The winner of last year’s Cannes Critics Week is a unique animated achievement that follows the exploits of a severed hand traveling across Paris on a quest to find its missing body. Acquired by Netflix out of that festival, French director Jérémy Clapin’s gothic 2-D wonder is at once a romantic tale of soul-searching and a supernatural adventure story. Having found much acclaim on the festival circuit and with Netflix muscle behind its campaign (the film won the Animation Is Film Grand Prize and scored six Annie nominations), “I Lost My Body” stands a good shot at scoring a Best Animated Feature nomination.
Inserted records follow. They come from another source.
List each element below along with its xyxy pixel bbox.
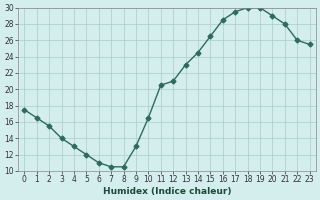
X-axis label: Humidex (Indice chaleur): Humidex (Indice chaleur) bbox=[103, 187, 231, 196]
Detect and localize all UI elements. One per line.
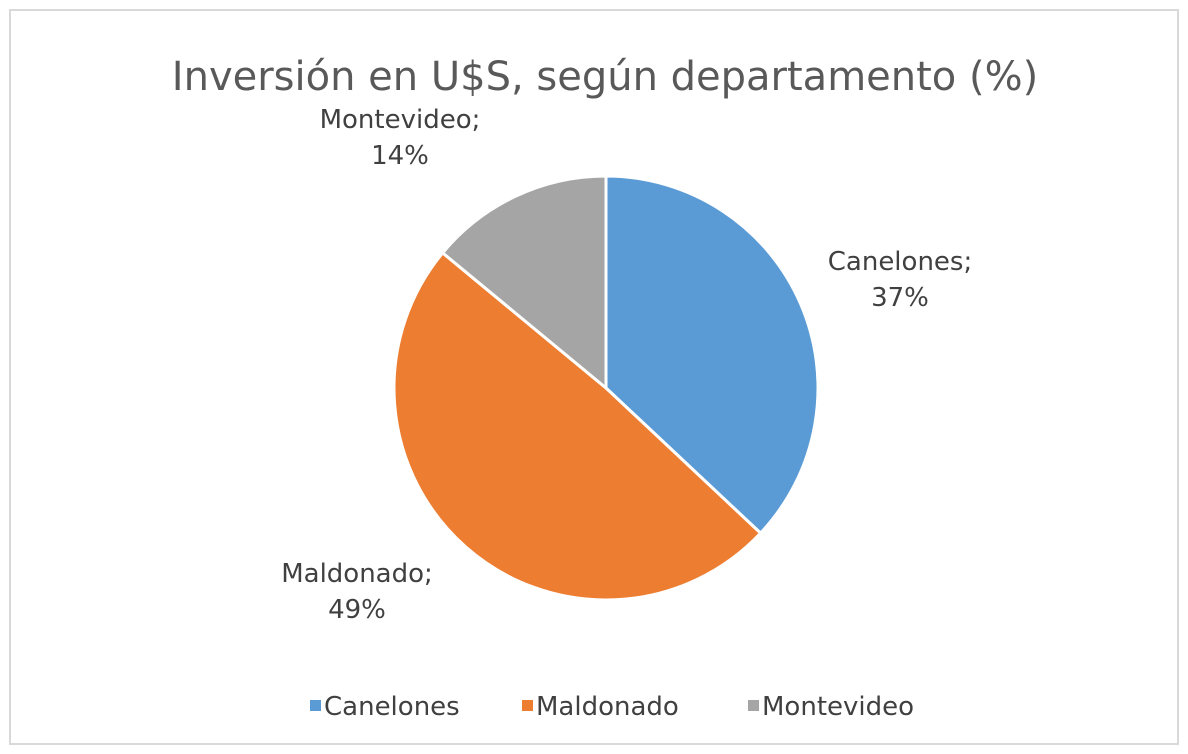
- legend-swatch: [748, 700, 759, 711]
- legend-label: Maldonado: [536, 692, 679, 722]
- chart-title: Inversión en U$S, según departamento (%): [172, 54, 1038, 100]
- data-label: Maldonado; 49%: [281, 559, 433, 625]
- data-label: Canelones; 37%: [828, 247, 972, 313]
- pie-slice: [392, 250, 763, 602]
- legend-label: Montevideo: [762, 692, 914, 722]
- legend-swatch: [310, 700, 321, 711]
- legend-label: Canelones: [324, 692, 460, 722]
- pie-slice: [440, 174, 608, 392]
- data-label: Montevideo; 14%: [320, 105, 481, 171]
- legend: Canelones Maldonado Montevideo: [310, 692, 914, 722]
- pie-slice: [604, 174, 820, 536]
- legend-swatch: [522, 700, 533, 711]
But the movie owes just as much of its appeal to the screenplay, which Clapin and Guillaume Laurant adapted from Laurant’s acclaimed graphic novel. From its unusual opening premise, it continues to shift in fresh and surprising directions, as leading man Naoufel — whose life ambitions are at odds with his drab routine as a pizza deliveryman — stumbles into an awkward scenario when he takes on a new gig as a mechanic in the quest to get closer to a neighborhood girl. The movie’s understated tone builds to operatic moments with the expressionistic intimacy of a Wong Kar Wai movie, thanks to a large degree by the way the script navigates so many unusual turns.
German director Christian Petzold excels at making complex, moody explorations of the personal toll that large institutional events have for his country’s citizens. “Transit” takes that fixation into a fascinating new setting, with a modern-day alternate history saga in which German political refugee Georg (Franz Rogowski) escapes Paris after fascist forces swarm in. Over the course of this unpredictable dystopian escape story, Georg flees to Marseilles and winds up taking on the identity of a local writer in an attempt to flee to Mexico. Instead, he falls for the writer’s estranged wife and struggles to determine his priorities as the situation in Europe grows increasingly dire.
As with “Barbara” and “Phoenix,” Petzold excels at transforming the suspenseful material into a psychological deep-dive, with a fascinating screenplay adapted from Anna Seghers’ novel that maintains its gripping tone throughout. Guided by the voiceover of a bar owner who remains on the periphery for most of the story, “Transit” doubles as a clever meditation on the way historical events are reduced to the boundaries of recollections. Petzold’s work deserves wider recognition in general, and an adapted screenplay nomination would certainly do the trick, but scrupulous voters might also consider Rogowski’s performance for Best Actor — he’s at once fierce and fragile as a desperate man running out of options.
2019 kicked off with one of the best discoveries of the year: Premiering at Sundance, Colombian-born director Alejandro Landes’ mesmerizing look at child soldiers in foggy mountainous terrain, battling against each other and the elements as they sort through a seemingly pointless war, was a cinematic highlight. Landes’ ability to shoot in these remote landscapes yields breathtaking outdoor scenery and some acrobatic camerawork so risky it’s a wonder everyone survived the shoot. But if the backstory to “Monos” suggests an “Apocalypse Now”-level feat of filmmaking ambition, the ensuing narrative is more like a modern-day “Lord of the Flies,” exploring the impulses of young guerrilla fighters from the inside out.
Landes may have a long career ahead of him, but it’s still a shame that “Monos” didn’t make the Oscar shortlist. Academy directors could make up for that by supporting him for Best Director; shockingly, the music branch didn’t shortlist the magical score by “Jackie” composer Micah Levi. A haunting acoustic soundscape that often seems to hover within the mindsets of its characters, Levi’s innovative composition is unquestionably one of the great musical achievements of the past 12 months, and in a just world, she’d land her second nomination this year. No such luck. But “Monos” ought to make its way onto some ballots.